Le cloître, réel bijou d’architecture ogivale, fut remanié au XVIIIe siècle. Son pavement renferme de nombreuses dalles funéraires. Aux murs du préau, sont accolées les pierres tombales des abbesses. Elles redisent toute l’histoire du monastère.
L’aile orientale, du XVe siècle, comprenait la salle du chapitre et le réfectoire. Là on peut voir la chaire de Saint-Bernard, unique en Belgique. D’après la légende, c’est de là, que le saint aurait prêché la deuxième croisade.

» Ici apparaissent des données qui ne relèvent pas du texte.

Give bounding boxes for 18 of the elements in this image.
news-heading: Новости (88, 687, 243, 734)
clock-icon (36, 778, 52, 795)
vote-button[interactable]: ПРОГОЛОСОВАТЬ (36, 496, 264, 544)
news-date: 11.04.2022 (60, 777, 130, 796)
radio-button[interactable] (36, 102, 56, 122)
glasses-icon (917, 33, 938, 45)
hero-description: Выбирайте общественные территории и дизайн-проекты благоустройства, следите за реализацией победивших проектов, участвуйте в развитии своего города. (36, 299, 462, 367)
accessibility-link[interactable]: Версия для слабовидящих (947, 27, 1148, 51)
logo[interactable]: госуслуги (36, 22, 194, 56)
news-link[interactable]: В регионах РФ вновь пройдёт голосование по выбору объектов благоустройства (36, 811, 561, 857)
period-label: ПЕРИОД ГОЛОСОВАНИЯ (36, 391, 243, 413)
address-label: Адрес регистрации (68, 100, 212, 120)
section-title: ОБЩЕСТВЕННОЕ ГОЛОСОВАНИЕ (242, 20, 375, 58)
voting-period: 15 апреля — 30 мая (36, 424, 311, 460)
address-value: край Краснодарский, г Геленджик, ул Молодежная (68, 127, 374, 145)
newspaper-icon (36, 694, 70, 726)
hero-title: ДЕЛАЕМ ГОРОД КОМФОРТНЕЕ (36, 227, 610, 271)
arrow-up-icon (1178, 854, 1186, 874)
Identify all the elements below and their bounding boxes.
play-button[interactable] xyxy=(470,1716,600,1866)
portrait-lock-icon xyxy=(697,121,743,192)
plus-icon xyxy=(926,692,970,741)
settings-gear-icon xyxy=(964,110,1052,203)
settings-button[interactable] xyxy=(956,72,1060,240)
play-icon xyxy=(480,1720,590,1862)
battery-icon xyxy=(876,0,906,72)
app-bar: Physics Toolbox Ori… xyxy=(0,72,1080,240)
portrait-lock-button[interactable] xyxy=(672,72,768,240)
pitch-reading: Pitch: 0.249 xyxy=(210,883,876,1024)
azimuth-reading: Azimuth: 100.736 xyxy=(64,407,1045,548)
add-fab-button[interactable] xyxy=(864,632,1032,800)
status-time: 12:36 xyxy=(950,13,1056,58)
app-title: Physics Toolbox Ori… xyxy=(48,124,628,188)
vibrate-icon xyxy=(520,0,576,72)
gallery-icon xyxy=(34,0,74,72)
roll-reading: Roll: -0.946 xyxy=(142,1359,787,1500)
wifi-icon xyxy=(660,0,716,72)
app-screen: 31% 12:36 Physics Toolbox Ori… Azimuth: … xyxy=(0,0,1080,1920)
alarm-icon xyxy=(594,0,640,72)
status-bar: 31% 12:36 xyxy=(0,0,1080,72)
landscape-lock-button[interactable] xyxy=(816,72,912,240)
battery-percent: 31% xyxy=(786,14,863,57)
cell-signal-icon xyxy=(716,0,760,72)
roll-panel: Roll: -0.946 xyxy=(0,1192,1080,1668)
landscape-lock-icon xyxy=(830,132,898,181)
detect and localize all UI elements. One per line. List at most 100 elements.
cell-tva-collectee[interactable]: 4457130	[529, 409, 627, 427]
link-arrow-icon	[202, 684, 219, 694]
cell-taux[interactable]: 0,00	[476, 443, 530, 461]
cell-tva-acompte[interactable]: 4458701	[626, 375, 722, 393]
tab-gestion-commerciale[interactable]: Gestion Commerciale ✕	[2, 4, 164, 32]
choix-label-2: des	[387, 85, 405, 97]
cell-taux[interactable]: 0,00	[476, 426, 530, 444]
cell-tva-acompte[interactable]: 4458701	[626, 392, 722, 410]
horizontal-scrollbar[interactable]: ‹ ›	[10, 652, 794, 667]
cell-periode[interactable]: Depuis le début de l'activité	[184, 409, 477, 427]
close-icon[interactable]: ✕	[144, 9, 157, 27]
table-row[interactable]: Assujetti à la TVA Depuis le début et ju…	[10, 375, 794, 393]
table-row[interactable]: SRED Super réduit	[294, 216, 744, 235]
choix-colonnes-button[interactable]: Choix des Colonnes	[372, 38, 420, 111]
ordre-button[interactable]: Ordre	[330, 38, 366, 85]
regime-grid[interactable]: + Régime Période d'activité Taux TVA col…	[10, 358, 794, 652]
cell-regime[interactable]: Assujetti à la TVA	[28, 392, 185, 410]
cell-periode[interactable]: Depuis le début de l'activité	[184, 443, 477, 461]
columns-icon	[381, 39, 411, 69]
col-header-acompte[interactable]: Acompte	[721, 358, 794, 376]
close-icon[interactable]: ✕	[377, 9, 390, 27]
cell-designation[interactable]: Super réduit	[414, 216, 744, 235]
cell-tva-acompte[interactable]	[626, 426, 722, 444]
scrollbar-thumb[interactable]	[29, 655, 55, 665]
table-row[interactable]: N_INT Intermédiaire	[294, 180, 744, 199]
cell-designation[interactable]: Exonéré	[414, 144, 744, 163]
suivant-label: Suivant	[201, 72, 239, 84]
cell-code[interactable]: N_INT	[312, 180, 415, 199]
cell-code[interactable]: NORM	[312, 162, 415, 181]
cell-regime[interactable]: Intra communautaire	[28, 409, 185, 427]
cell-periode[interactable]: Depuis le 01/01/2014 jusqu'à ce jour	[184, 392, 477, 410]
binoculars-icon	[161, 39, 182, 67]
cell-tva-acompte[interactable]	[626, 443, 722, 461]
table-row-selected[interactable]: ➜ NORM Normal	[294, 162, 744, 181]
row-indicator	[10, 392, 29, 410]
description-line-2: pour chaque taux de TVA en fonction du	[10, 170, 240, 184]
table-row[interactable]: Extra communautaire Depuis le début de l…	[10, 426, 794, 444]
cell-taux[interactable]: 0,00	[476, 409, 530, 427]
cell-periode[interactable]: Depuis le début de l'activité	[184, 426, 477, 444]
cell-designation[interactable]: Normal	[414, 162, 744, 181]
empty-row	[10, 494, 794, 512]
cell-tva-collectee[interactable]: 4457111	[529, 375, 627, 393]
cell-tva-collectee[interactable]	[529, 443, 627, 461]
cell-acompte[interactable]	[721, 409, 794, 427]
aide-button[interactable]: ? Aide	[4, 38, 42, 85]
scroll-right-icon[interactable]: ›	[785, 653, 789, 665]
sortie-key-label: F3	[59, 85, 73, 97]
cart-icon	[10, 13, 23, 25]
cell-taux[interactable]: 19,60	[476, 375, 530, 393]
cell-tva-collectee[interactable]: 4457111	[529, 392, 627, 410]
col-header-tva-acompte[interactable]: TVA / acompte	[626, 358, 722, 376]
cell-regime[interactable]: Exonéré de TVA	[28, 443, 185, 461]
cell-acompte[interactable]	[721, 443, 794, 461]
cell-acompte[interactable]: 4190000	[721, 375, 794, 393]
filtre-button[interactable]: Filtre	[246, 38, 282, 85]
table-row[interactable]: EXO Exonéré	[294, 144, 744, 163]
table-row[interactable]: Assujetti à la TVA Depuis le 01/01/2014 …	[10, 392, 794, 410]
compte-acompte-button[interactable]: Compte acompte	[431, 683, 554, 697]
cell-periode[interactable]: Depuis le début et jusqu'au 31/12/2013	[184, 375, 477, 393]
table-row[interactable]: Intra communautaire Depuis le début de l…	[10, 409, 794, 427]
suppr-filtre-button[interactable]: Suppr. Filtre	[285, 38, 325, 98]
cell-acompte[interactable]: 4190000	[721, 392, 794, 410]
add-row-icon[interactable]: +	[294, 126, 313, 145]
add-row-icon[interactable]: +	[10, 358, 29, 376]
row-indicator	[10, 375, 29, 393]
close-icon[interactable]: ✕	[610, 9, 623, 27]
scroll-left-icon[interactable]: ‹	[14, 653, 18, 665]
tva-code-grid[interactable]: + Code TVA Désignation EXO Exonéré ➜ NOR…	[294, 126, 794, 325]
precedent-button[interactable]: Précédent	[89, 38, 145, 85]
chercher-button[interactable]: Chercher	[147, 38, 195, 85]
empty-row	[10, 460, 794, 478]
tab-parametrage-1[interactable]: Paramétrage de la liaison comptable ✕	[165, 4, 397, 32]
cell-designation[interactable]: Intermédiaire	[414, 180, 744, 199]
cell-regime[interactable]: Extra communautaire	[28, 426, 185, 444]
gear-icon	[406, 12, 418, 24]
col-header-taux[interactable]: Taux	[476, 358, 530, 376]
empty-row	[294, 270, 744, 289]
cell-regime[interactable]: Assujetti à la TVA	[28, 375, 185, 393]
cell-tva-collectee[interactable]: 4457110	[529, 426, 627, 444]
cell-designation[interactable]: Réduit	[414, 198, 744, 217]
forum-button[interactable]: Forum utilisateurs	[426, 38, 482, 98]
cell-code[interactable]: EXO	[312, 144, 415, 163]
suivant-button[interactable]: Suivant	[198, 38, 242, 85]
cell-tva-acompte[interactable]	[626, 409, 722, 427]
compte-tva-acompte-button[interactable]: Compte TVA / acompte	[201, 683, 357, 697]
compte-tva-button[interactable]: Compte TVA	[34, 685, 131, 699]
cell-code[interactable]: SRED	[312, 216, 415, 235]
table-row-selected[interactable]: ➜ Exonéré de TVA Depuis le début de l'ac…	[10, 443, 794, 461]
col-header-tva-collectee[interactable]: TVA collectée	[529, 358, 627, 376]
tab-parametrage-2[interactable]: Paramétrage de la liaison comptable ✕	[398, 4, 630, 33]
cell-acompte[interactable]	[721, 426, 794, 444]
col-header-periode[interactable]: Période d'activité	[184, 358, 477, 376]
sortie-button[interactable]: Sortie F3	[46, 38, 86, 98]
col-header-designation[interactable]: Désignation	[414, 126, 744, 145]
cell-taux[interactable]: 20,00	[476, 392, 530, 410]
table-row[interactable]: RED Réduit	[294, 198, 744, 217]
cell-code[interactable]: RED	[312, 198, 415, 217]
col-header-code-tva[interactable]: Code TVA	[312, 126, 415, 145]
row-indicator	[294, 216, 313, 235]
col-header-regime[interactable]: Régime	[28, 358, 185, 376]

L’ancienne hôtellerie fut reconstruite en 1610, tandis que les autres bâtiments, tels le quartier des hôtes et celui du «Posty», la maison de l’abbesse – dont les stucs, l’escalier et l’armoire murale aux carreaux de Delft sont remarquables – ont été réédifiés au XVIIIe siècle.
L’origine de l’abbaye de Marche-les-Dames est attribuée à une légende. L’abbaye aurait été fondée par les dames de la ville et franchise de Namur, dont les maris accompagnaient Godefroid de Bouillon à la conquête de Jérusalem. Depuis le XIIIe siècle jusqu’à la Révolution française, l’antique monastère fut occupé par des religieuses cisterciennes, appelée Bernardines. En 1875, les Ursulines de Cologne les remplacèrent: elles ouvrirent un pensionnat. Depuis 1920, l’Abbaye abrite les Carmélites Apostoliques de Saint-Joseph qui dirigent des retraites et un centre d’accueil à des dames et à des jeunes filles convalescentes.
Dans toute la sobriété et l’harmonie de son architecture, l’Abbaye Notre-Dame du Vivier nous livre son histoire, d’un intérêt captivant.